The planned flow sends a typed authorization request to an enrolled owner device. The device signs an allow or deny answer, and the system records the request and its result. A standalone prototype has proven the push-and-sign exchange. The on-machine inbox, device enrollment, receipts, and the finished phone surface remain to be built.

Wildcard request provisioning

Status: Foundations built. Request-time provisioning is not available yet.

Dorky already has a managed wildcard edge and a provisioner service, but they operate as separate parts. The planned path authenticates a request before allocating a machine, maps the requested hostname to a declared template, provisions one machine for that name, and routes later requests to the same machine. Customer-domain authentication and traffic routing are still open design and implementation work.

Scheduled runs

Status: Design in progress. Not available yet.

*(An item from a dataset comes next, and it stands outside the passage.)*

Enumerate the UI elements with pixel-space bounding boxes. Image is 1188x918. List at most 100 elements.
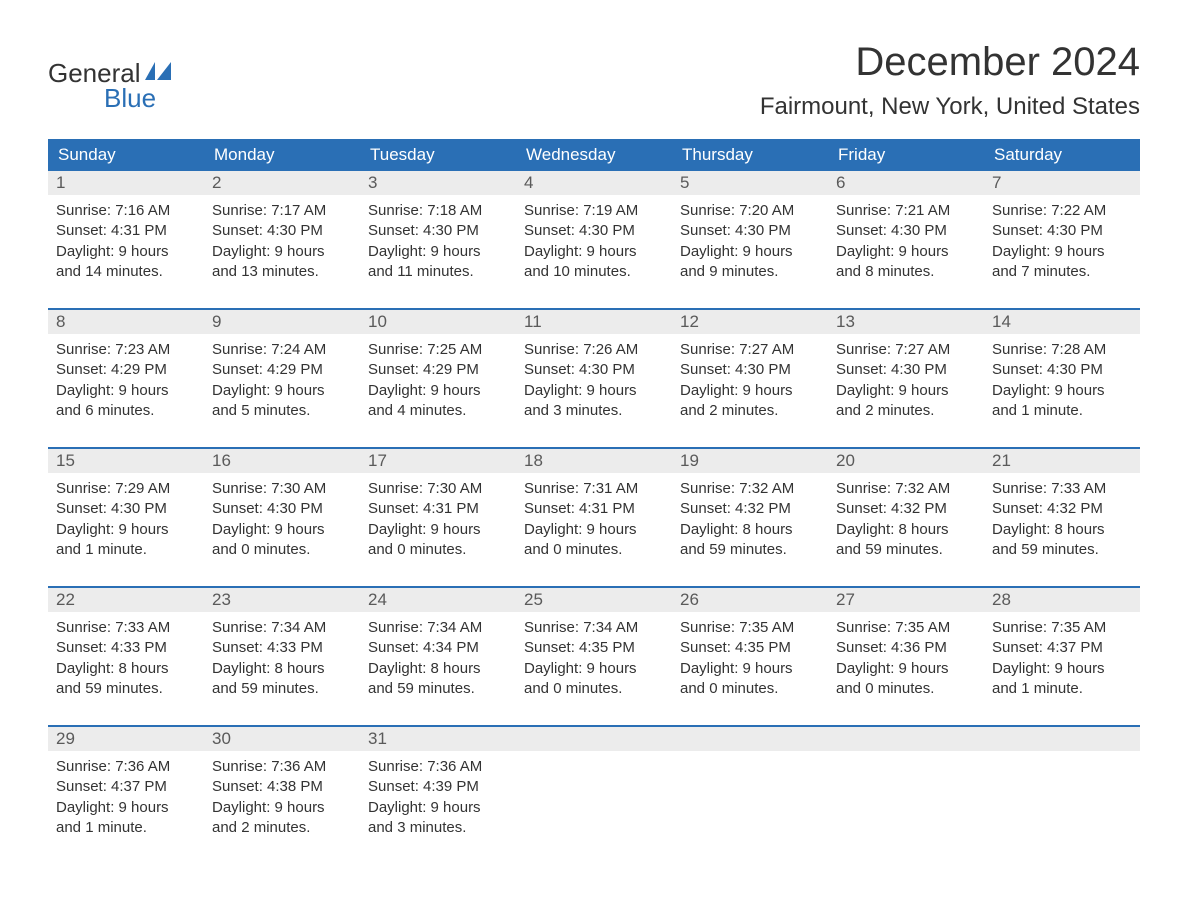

The planned pattern puts the clock in a hosted, always-on, or customer-operated scheduler service. That service wakes a sleeping machine through a scoped route and records acknowledgements, heartbeats, retries, and a terminal receipt. The target machine remains free to sleep between runs.

The current Dorkyfile has no schedule stanza, and the kernel has no cron service. The first scheduler is being designed as a replaceable userland service that uses the existing service, secret, and route declarations.

Hosted operation

Status: Direction being defined.

Dorky currently operates the managed public edge and the provisioner used by its fleet. Open decisions define what additional value belongs in the hosted network, what remains entirely on a machine, how a machine can leave that network, and which runtime components become open.

There is currently no published support channel, support tier, or service-level commitment. Those items should not be inferred from the existence of the managed edge or provisioner.